Tuesday, July 2, 2013
I had not heard a peep from Jaymie since I went to fetch all the swag from her house months ago despite the extraordinarily valiant efforts I have already shared with you. Some might call my attempts to contact her excessive or maybe even obsessive. I would argue that I was merely tenacious.
At home, Richard and I had days of glorious calm interspersed with days that found me in a cocoon of my own making to avoid any contact with the man I hoped to be married to forever lest I become a female preying mantis and devour him after a session of Hysterical Bonding.
All these months later, I understand exactly what molded my mode of conduct. We've talked about the mental phenomenon before. Transference. The true creator at the root of my residence in Crazy Town lived under my roof, slept in my California King bed and frequently recited his repetitive anthem of apology. He did not reside in a lower middle class neighborhood in Spring Valley.
My overwrought brain outwardly shut down when I was around Richard. I had to stand watch over my conscience mind. My anger was lying in wait just under the surface for a small crack in my facade to escape into the world, my world, with my kids, my job, my friends and my husband. I feared if I allowed that much anger to contaminate my world many people I loved would be permanently scarred.
So much easier to toss the toxins at Jaymie's clan! I gave no consideration to anyone in her world. I used her friends and family like pawns in my game of payback chess that had no rules unless I found them to be useful.
The problem with transference (well, there are MANY problems but this one is major) is you gotta pick a reliable place to transfer the emotions or you're dealing with possible ricochet issues! Lash out at the transfer target, but if you miss that person the shot of hatred and venom fired is bound to hit a close bystander. In my case, the emotion of choice was anger, (Duh.) but transference also occurs when a person needs a place to put a heavy load of love. I had previously had transference training. When Richard and I couldn't have kids right away, I was the best cat and dog Mommy in San Diego County.
I was running out of targets. I feel no need to bore you with the list again. (You're welcome) I was out of targets, but still loaded for bear with ammo. I aimed at my primary transference target via text throughout the month of July. The shots never hit their intended mark and since I could not allow them to become impaled in anyone near me, I adjusted my sights and found an ambitious bull's eye that would surely earn me a conversation with my primary target, Jaymie.
Daddy James has been an active member of the First Baptist Church of Lemon Grove for many years. He told me all about the place the day I told him his daughter wasn't the angel he had hoped he spawned. That place would be a veritable Transference Target range!

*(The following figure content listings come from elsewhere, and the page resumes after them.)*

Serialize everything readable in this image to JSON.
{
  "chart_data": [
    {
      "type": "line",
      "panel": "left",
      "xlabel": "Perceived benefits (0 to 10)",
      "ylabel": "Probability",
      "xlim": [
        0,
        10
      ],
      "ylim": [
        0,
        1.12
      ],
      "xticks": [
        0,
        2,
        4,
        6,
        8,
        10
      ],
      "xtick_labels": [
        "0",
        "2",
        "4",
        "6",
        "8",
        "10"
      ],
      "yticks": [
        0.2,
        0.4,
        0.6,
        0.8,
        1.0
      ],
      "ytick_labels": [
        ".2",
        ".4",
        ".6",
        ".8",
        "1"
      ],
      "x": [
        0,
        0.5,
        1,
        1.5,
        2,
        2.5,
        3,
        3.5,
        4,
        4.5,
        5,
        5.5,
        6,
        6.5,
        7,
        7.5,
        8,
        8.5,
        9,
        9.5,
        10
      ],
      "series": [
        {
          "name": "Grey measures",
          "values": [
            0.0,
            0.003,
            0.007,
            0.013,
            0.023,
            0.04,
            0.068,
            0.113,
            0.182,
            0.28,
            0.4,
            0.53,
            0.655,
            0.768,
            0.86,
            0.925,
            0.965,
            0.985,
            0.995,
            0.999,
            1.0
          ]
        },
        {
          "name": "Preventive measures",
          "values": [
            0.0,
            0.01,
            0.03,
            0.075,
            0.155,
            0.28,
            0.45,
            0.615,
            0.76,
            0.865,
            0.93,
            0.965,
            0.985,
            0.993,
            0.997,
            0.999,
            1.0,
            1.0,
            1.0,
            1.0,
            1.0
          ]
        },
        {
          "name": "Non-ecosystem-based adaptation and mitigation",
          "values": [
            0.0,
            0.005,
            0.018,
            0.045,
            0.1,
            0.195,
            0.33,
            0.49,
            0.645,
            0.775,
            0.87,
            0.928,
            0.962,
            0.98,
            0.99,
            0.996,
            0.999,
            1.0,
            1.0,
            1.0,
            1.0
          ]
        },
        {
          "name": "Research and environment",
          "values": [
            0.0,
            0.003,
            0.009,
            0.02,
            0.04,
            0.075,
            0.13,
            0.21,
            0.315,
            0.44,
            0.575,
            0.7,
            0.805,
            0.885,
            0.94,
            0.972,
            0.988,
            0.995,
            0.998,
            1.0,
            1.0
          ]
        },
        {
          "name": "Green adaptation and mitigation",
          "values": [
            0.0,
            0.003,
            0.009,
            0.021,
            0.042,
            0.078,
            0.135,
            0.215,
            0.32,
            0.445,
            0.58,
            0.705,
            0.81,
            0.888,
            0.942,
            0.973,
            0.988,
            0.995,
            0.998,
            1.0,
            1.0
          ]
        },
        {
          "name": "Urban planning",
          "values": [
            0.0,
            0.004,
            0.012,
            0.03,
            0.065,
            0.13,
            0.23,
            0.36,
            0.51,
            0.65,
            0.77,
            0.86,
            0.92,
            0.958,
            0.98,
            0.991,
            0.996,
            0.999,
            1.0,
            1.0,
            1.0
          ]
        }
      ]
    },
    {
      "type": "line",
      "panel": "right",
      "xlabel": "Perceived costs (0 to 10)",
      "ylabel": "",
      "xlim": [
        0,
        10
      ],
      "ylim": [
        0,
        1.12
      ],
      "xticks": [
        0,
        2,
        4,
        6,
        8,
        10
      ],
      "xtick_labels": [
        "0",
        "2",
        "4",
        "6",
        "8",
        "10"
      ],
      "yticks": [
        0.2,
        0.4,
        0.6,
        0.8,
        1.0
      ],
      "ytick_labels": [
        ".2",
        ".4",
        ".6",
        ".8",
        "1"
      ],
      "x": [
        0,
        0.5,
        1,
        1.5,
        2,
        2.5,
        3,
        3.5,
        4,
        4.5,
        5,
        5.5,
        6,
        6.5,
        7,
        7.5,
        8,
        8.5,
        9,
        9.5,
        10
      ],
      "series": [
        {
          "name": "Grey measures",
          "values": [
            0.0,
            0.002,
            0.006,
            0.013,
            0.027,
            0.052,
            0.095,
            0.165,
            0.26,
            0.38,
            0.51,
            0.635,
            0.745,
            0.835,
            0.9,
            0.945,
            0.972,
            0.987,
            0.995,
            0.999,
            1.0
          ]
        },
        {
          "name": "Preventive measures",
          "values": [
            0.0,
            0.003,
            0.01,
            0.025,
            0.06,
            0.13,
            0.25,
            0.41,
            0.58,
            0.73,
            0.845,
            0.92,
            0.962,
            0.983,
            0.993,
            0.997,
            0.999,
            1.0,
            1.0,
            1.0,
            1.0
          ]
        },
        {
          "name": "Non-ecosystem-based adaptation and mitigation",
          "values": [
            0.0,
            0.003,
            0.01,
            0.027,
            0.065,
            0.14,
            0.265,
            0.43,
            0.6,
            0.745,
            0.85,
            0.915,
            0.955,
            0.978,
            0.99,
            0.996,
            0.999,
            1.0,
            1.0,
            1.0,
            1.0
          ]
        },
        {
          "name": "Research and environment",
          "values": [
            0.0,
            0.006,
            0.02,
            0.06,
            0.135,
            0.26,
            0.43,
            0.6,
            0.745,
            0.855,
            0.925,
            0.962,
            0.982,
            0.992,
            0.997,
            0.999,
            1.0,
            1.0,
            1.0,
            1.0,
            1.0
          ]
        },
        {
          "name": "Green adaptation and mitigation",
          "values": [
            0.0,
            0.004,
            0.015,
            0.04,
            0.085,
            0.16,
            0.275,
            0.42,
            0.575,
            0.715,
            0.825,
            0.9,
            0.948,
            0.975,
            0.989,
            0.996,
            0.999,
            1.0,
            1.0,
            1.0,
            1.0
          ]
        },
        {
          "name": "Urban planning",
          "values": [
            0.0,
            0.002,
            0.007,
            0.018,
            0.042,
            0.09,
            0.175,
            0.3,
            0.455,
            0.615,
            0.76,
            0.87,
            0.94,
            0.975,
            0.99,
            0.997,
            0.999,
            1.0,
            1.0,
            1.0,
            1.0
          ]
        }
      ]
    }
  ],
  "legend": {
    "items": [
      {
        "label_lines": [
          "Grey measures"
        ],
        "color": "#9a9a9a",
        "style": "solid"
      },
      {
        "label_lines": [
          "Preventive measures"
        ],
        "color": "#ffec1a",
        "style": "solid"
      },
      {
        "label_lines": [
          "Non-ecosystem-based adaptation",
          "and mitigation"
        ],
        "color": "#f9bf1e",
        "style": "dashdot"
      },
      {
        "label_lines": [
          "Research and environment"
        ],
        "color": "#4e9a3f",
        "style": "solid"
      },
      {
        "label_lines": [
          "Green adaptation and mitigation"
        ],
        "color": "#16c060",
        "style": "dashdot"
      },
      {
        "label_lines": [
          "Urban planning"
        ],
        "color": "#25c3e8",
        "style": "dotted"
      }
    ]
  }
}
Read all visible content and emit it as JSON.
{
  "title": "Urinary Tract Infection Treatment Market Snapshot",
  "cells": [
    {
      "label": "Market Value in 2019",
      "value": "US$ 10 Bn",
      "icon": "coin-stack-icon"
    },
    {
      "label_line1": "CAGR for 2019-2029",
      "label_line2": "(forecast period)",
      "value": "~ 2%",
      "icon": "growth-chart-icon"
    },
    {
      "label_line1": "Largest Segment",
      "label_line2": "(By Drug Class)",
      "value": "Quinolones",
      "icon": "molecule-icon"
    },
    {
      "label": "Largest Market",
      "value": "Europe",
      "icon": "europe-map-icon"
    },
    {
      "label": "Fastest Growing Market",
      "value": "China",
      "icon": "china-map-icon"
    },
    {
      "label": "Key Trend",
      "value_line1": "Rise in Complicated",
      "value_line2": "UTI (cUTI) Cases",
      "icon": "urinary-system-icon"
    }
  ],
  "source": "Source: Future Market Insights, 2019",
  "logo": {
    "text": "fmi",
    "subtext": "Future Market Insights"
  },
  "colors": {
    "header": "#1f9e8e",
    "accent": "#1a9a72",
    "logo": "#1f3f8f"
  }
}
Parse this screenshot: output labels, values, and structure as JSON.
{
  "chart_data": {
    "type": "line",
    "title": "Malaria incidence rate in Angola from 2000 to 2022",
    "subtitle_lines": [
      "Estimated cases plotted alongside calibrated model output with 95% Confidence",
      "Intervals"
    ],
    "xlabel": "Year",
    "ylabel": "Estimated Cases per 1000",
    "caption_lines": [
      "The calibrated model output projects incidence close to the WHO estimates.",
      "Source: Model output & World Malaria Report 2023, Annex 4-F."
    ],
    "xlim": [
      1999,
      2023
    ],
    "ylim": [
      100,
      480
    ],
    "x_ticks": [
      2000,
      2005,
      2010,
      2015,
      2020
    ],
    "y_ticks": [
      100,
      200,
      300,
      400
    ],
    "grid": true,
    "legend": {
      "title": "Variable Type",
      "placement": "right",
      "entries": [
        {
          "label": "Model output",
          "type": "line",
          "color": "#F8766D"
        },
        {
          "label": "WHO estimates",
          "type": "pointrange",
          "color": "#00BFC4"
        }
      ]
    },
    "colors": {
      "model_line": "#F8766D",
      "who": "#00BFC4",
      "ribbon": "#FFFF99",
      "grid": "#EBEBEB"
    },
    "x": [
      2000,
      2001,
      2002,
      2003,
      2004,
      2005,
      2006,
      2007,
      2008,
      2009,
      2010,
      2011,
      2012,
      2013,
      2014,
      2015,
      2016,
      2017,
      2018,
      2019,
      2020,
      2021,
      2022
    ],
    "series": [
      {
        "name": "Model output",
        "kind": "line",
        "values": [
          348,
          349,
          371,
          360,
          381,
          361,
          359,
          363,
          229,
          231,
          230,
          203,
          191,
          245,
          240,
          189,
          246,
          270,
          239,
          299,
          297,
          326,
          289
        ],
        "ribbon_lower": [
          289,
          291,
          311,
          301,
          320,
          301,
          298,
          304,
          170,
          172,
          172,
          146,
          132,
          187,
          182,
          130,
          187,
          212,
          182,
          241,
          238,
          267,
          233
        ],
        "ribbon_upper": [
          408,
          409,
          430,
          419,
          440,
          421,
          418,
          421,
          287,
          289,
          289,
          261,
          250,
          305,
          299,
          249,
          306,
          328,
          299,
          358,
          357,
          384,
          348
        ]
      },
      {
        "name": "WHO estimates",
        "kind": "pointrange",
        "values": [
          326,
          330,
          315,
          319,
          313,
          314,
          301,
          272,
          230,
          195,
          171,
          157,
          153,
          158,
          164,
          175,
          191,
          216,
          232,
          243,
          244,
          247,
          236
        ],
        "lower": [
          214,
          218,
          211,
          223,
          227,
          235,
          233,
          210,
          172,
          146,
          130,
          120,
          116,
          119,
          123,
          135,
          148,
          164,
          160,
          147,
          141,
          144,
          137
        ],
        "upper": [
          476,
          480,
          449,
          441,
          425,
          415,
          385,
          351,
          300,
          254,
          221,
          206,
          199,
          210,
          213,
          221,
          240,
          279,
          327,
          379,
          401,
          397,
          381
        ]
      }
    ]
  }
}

I really didn't want to go. I never thought I'd go. The idea was too outrageous to comprehend. Sent many texts asking for Jaymie to contact me or else. Sent them to her, sent them to Geek Boy Kevin. They had grown very good at ignoring me.
Saturday night, August 13th, I told Richard where I was going the next day even though, at the time, I still didn't think I'd waste the gas on the 30 minute drive. After DDay, he never told me what to do...or at least he never told me what NOT to do. He was so afraid of my wrath or even worse, my periods of cocooning. He was as needy as a new born. To anger me meant emotional starvation to him.
Richard was an enabler for me during my stay in Crazy Town. He wanted me to have what I said I needed to move forward, a face off with Jaymie. He would have strapped her ass to a target the size of Mt. Rushmore to keep me from aiming at him.
Sunday morning, August 14th, I woke up, showered, dressed and drove south. It was almost like an out of body experience. I didn't wanna go. I had no idea what I'd do when I got there. I drove down the 67 South trying to find the spark of anger in my heart that I had been tending for 10 months, but I couldn't. It had been smothered by a tidal wave of despair.